Inoltre ha a che la velocità di trasmissione osservata dal team nel virus del visone è inferiore a quella tipica dei virus dell’influenza pandemica.

“I virus dell’influenza pandemica si trasmettono tipicamente per via aerea al 75-100% dei contatti entro tre-cinque giorni, mentre il virus del visone che abbiamo studiato si trasmette a meno del 40% dei contatti dopo nove giorni”, ha detto Sutton. “La trasmissione osservata nei nostri studi è indicativa di un aumento del potenziale pandemico rispetto ai ceppi H5N1 precedentemente caratterizzati; tuttavia, il virus del visone non presenta gli stessi attributi dei ceppi pandemici.
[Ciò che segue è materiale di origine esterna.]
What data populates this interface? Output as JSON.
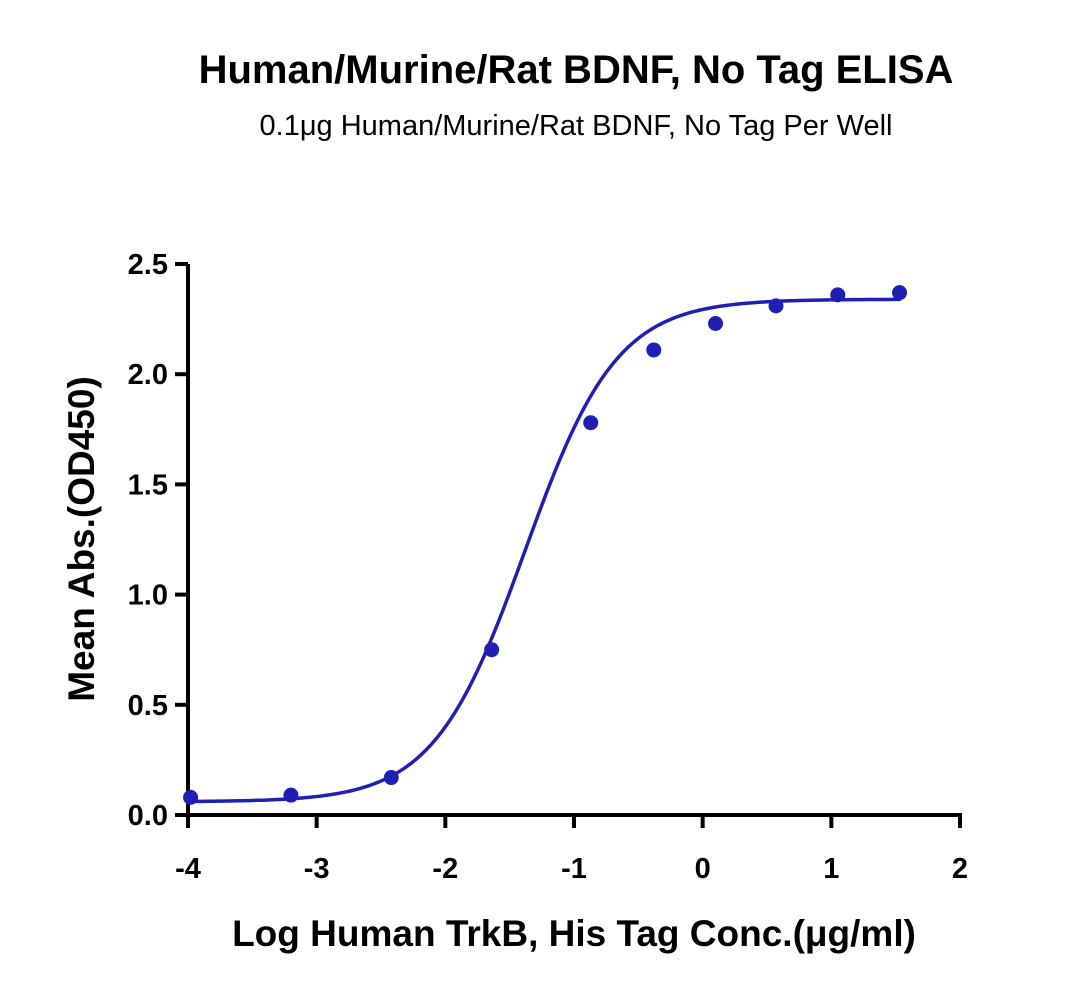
{
  "title": "Human/Murine/Rat BDNF, No Tag ELISA",
  "subtitle": "0.1μg Human/Murine/Rat BDNF, No Tag Per Well",
  "colors": {
    "series": "#1f1fb4",
    "axis": "#000000"
  },
  "chart_data": {
    "type": "scatter",
    "title": "Human/Murine/Rat BDNF, No Tag ELISA",
    "subtitle": "0.1μg Human/Murine/Rat BDNF, No Tag Per Well",
    "xlabel": "Log Human TrkB, His Tag Conc.(μg/ml)",
    "ylabel": "Mean Abs.(OD450)",
    "xlim": [
      -4,
      2
    ],
    "ylim": [
      0,
      2.5
    ],
    "xticks": [
      -4,
      -3,
      -2,
      -1,
      0,
      1,
      2
    ],
    "yticks": [
      0.0,
      0.5,
      1.0,
      1.5,
      2.0,
      2.5
    ],
    "xtick_labels": [
      "-4",
      "-3",
      "-2",
      "-1",
      "0",
      "1",
      "2"
    ],
    "ytick_labels": [
      "0.0",
      "0.5",
      "1.0",
      "1.5",
      "2.0",
      "2.5"
    ],
    "grid": false,
    "series": [
      {
        "x": [
          -3.98,
          -3.2,
          -2.42,
          -1.64,
          -0.87,
          -0.38,
          0.1,
          0.57,
          1.05,
          1.53
        ],
        "y": [
          0.08,
          0.09,
          0.17,
          0.75,
          1.78,
          2.11,
          2.23,
          2.31,
          2.36,
          2.37
        ]
      }
    ],
    "fit_curve": {
      "model": "four-parameter logistic",
      "bottom": 0.06,
      "top": 2.34,
      "log_ec50": -1.38,
      "hill_slope": 1.22
    }
  }
}
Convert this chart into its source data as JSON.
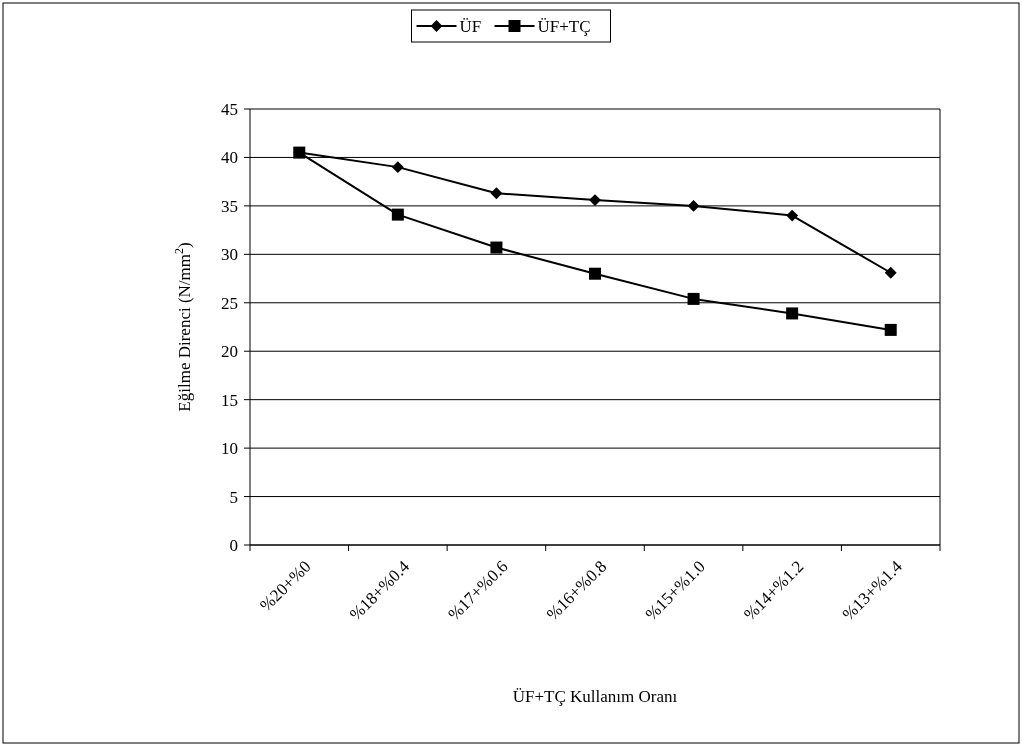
{
  "chart_data": {
    "type": "line",
    "xlabel": "ÜF+TÇ Kullanım Oranı",
    "ylabel": "Eğilme Direnci (N/mm$^{2}$)",
    "categories": [
      "%20+%0",
      "%18+%0.4",
      "%17+%0.6",
      "%16+%0.8",
      "%15+%1.0",
      "%14+%1.2",
      "%13+%1.4"
    ],
    "ylim": [
      0,
      45
    ],
    "yticks": [
      0,
      5,
      10,
      15,
      20,
      25,
      30,
      35,
      40,
      45
    ],
    "grid": "y",
    "legend": "top",
    "line_style": "solid",
    "series": [
      {
        "name": "ÜF",
        "color": "#000000",
        "marker": "diamond",
        "values": [
          40.5,
          39.0,
          36.3,
          35.6,
          35.0,
          34.0,
          28.1
        ]
      },
      {
        "name": "ÜF+TÇ",
        "color": "#000000",
        "marker": "square",
        "values": [
          40.5,
          34.1,
          30.7,
          28.0,
          25.4,
          23.9,
          22.2
        ]
      }
    ]
  }
}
Anche il ceppo H5N1 che colpisce i bovini non ha causato malattie gravi nei bovini o negli esseri umani, ma più a lungo il virus circola e maggiore è l’esposizione degli esseri umani ad esso, maggiori sono le possibilità che si evolva per infettare gli esseri umani”.

Questa ricerca è stata condotta nel laboratorio biologico avanzato Eva J. Pell della Penn State, un laboratorio potenziato di livello 3 di biosicurezza ad alto contenimento che viene regolarmente ispezionato dai Centri per il controllo e la prevenzione delle malattie e dal Dipartimento dell’Agricoltura degli Stati Uniti.

Leggi anche:Primo caso umano di influenza aviaria A(H5N1) in Europa

Altri autori dell’articolo della Penn State includono Katherine Restori, assistente Professore di ricerca in scienze veterinarie e biomediche, nonché Kayla Septer, Cassandra Field e Devanshi Patel, tutti studenti laureati in scienze veterinarie e biomediche. David VanInsberghe, borsista post-dottorato; Vedhika Raghunathan, studente laureato; e Anice Lowen, Professoressa di microbiologia e immunologia, tutte alla Emory University, sono anch’esse autrici dell’articolo.

Il National Institutes of Health (NIH) e il National Institute of Food and Agriculture (NIFA) hanno sostenuto questa ricerca.